José Neves - Credit: Courtesy Photo
José Neves - Credit: Courtesy Photo

Courtesy Photo

Farfetch’s fourth-quarter net profits tallied $96.9 million and compared with losses of $2.3 billion a year earlier, when embedded derivative liabilities skewed results. Revenues for the three months ended Dec. 31 rose 23.2 percent to $665.7 million from $540.1 million a year earlier.

For the full year, Farfetch posted net profits of $1.5 billion, up from losses of $3.3 billion in 2020. Revenues for the year increased 34.8 percent to $2.3 billion as gross merchandise volume rose 33 percent.

This year, Farfetch forecast that its digital platform GMV would grow in a range of 28 percent to 32 percent, while its brand platform GMV expands by 20 percent to 25 percent with an adjusted EBITDA margin of 1 percent to 2 percent.

Neves told analysts on a conference call: “We emerge from this pandemic stronger than ever and in Farfetch style, an industry leader with more strategic brand relationships and an unmatched proposition for consumers. Our marketplace business is also healthier than in 2019. Like many luxury groups, we have taken the last two years as an opportunity to shift our business increasingly to full-price sales away from markdown.
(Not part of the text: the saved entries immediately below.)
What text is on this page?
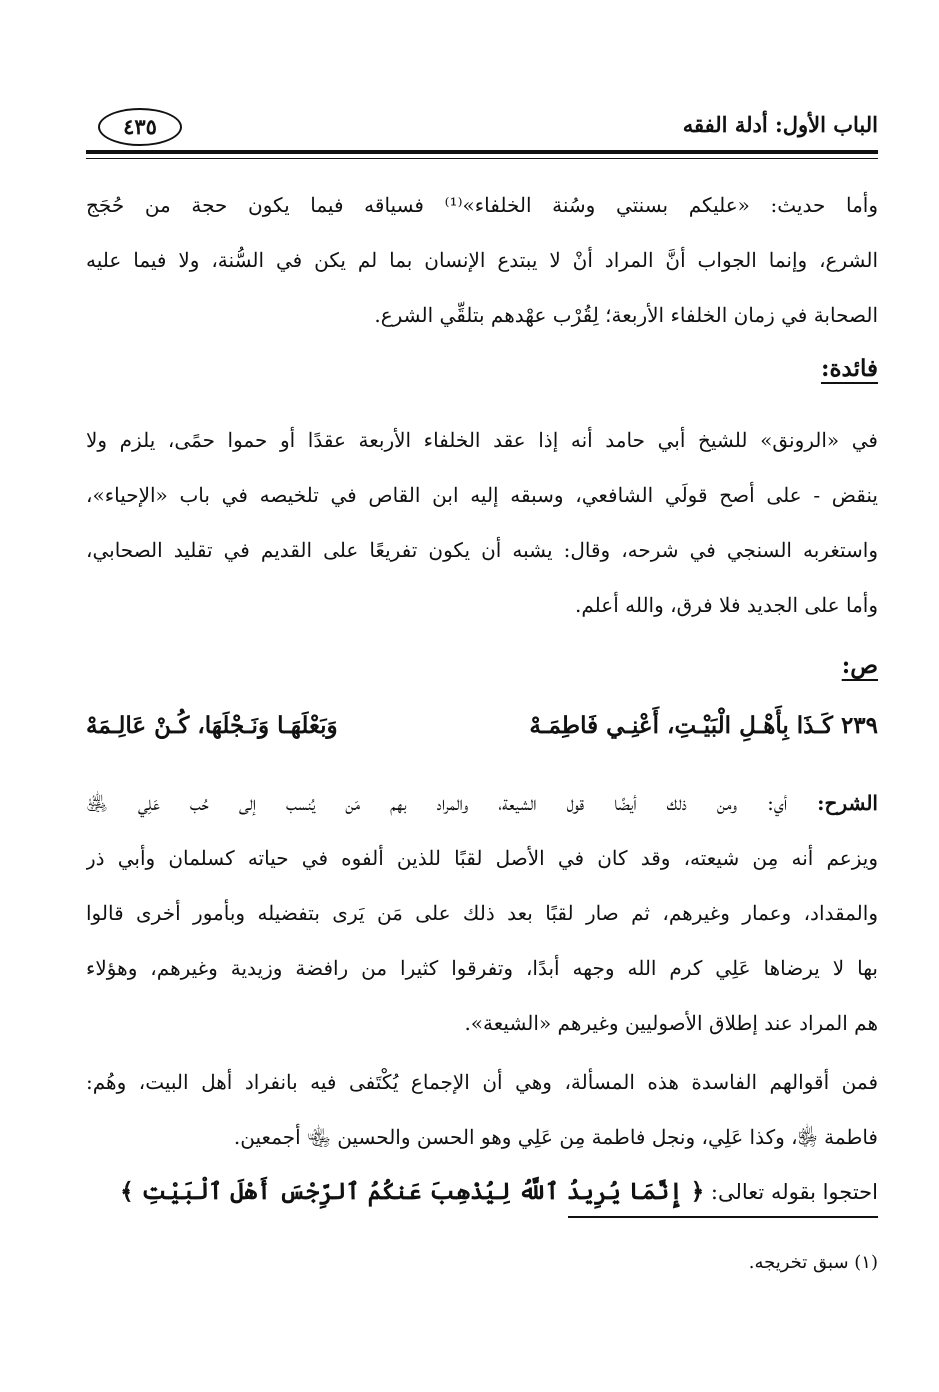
٤٣٥	الباب الأول: أدلة الفقه
وأما حديث: «عليكم بسنتي وسُنة الخلفاء»⁽¹⁾ فسياقه فيما يكون حجة من حُجَج
الشرع، وإنما الجواب أنَّ المراد أنْ لا يبتدع الإنسان بما لم يكن في السُّنة، ولا فيما عليه
الصحابة في زمان الخلفاء الأربعة؛ لِقُرْب عهْدهم بتلقِّي الشرع.
فائدة:
في «الرونق» للشيخ أبي حامد أنه إذا عقد الخلفاء الأربعة عقدًا أو حموا حمًى، يلزم ولا
ينقض - على أصح قولَي الشافعي، وسبقه إليه ابن القاص في تلخيصه في باب «الإحياء»،
واستغربه السنجي في شرحه، وقال: يشبه أن يكون تفريعًا على القديم في تقليد الصحابي،
وأما على الجديد فلا فرق، والله أعلم.
ص:
٢٣٩ كَـذَا بِأَهْـلِ الْبَيْـتِ، أَعْنِـي فَاطِمَـهْ
وَبَعْلَهَـا وَنَـجْلَهَا، كُـنْ عَالِـمَهْ
الشرح: أي: ومن ذلك أيضًا قول الشيعة، والمراد بهم مَن يُنسب إلى حُب عَلِي ﵁
ويزعم أنه مِن شيعته، وقد كان في الأصل لقبًا للذين ألفوه في حياته كسلمان وأبي ذر
والمقداد، وعمار وغيرهم، ثم صار لقبًا بعد ذلك على مَن يَرى بتفضيله وبأمور أخرى قالوا
بها لا يرضاها عَلِي كرم الله وجهه أبدًا، وتفرقوا كثيرا من رافضة وزيدية وغيرهم، وهؤلاء
هم المراد عند إطلاق الأصوليين وغيرهم «الشيعة».
فمن أقوالهم الفاسدة هذه المسألة، وهي أن الإجماع يُكْتَفى فيه بانفراد أهل البيت، وهُم:
فاطمة ﵂، وكذا عَلِي، ونجل فاطمة مِن عَلِي وهو الحسن والحسين ﵄ أجمعين.
احتجوا بقوله تعالى: ﴿ إِنَّمَا يُرِيدُ ٱللَّهُ لِيُذْهِبَ عَنكُمُ ٱلرِّجْسَ أَهْلَ ٱلْبَيْتِ ﴾
(١) سبق تخريجه.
“Of the top 10 brands on our marketplace, five now follow a full-price strategy,” he said, adding, “Our own brownsfashion.com has eliminated all markdown sales for over one year and is now 100 percent full-price destination. In 2022, we expect to continue to deliver market share capturing digital platforms, GMV growth while executing on our strategy to continue driving a much larger full price mix toward an even healthier business.”